Q: How would you advise an employee who is facing harassment and/or discrimination in the workplace?

Nguyen: An employee who is facing harassment and/or discrimination should immediately notify management and human resources. A common mistake that employees in such situations make is to assume that nothing will be done, or worse, that they will suffer retaliation. While that certainly does occur in the workplace, employees must put the burden on the employer to respond accordingly to such wrongful conduct as they are legally required to do. Should the employer fail, then the employee should immediately seek legal representation to protect their rights to be free from such harassment or discrimination.

Q: What opportunities do you see in investing in bonds?
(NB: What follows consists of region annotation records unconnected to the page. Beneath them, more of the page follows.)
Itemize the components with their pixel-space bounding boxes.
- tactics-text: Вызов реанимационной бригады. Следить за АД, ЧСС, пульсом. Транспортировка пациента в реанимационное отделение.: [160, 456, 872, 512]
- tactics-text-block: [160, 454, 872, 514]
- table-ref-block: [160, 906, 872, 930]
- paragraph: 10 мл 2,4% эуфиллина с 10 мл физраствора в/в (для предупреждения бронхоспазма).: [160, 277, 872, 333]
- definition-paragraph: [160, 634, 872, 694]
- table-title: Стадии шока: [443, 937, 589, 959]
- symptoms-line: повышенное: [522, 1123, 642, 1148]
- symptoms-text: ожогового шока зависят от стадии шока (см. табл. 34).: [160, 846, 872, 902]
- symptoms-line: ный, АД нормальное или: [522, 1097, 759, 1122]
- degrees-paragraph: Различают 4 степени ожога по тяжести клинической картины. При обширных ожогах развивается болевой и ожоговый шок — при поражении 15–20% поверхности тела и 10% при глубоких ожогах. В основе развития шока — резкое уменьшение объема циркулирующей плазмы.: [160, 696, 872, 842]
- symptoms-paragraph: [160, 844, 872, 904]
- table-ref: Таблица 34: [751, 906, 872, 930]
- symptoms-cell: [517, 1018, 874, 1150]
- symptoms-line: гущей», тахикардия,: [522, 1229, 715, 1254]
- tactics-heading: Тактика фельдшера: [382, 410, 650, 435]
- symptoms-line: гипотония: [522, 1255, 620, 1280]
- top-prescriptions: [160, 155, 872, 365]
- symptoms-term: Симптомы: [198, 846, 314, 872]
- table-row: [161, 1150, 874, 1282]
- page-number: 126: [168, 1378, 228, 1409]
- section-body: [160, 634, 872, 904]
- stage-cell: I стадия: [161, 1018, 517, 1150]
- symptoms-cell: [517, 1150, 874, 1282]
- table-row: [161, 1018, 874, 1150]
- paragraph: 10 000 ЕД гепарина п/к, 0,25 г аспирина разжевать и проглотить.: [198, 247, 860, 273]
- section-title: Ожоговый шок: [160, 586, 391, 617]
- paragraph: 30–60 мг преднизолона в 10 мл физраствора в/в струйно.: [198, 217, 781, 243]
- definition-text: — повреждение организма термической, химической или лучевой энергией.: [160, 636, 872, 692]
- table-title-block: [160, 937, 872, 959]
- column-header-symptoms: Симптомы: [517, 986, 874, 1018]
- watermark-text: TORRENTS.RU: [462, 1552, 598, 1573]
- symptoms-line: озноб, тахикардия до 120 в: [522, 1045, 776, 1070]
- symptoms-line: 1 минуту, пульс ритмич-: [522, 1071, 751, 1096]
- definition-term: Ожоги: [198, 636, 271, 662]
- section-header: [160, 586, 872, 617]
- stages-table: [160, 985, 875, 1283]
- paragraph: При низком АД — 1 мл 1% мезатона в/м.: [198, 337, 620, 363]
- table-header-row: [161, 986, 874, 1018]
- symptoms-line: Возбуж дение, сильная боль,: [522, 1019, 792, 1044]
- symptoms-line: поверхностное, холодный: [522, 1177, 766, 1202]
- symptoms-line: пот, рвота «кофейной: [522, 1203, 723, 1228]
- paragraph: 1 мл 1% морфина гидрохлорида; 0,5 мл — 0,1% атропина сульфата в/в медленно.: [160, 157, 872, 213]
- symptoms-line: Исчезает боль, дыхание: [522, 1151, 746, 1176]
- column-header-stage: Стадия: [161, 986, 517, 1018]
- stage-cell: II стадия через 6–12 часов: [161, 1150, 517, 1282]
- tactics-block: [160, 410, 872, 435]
Binder: The Federal Reserve has rapidly raised rates since March 2022 in an attempt to reduce inflation. For the first time in decades, it is possible to earn a reasonable yield on short-term, high-quality bonds. We recommend beginning to extend duration to lock in higher rates. We believe as we head into a potential recession, the yield curve will further invert, meaning the yield on the 10-year treasury will come down while the two-year rate will rise or stay where it is. There could also be an opportunity to trade out of short-term, high-quality bonds into intermediate, lower-credit bonds as credit spreads widen later in the year. Buying bonds at a discount that will mature at par while receiving an attractive coupon has the potential to provide high, single-digit returns in a relatively low-risk asset class.

Q: In a nutshell, what advice would you offer a brand new startup launching in 2023?

Liu: First, I would recommend they have a unique competitive business model - it’s not viable to simply be another version of something that already exists. They must have a product or service that is different and not easily replicated. Second, I would suggest they focus on cash flow. Many companies, especially those in the technology space, focus on revenue growth or eyeballs per click rather than the bottom line. They think if they are able to keep increasing the top-line revenue for their investors that’s all that matters but it is tremendously important for them to generate a positive cash flow that reduces cash burn so that they can build a sustainable business model.

Mark Binder is a financial advisor with UBS Financial Services Inc. a subsidiary of UBS AG. Member FINRA/SIPC. The information contained in this article is not a solicitation to purchase or sell investments. Any information presented is general in nature and not intended to provide individually tailored investment advice. The strategies and/or investments referenced may not be suitable for all investors as the appropriateness of a particular investment or strategy will depend on an investor's individual circumstances and objectives. Investing involves risks and there is always the potential of losing money when you invest. The views expressed herein are those of the author and may not necessarily reflect the views of UBS Financial Services Inc. The past performance of an index is not a guarantee of future results. Indices are not actively managed and investors cannot invest directly in the indices.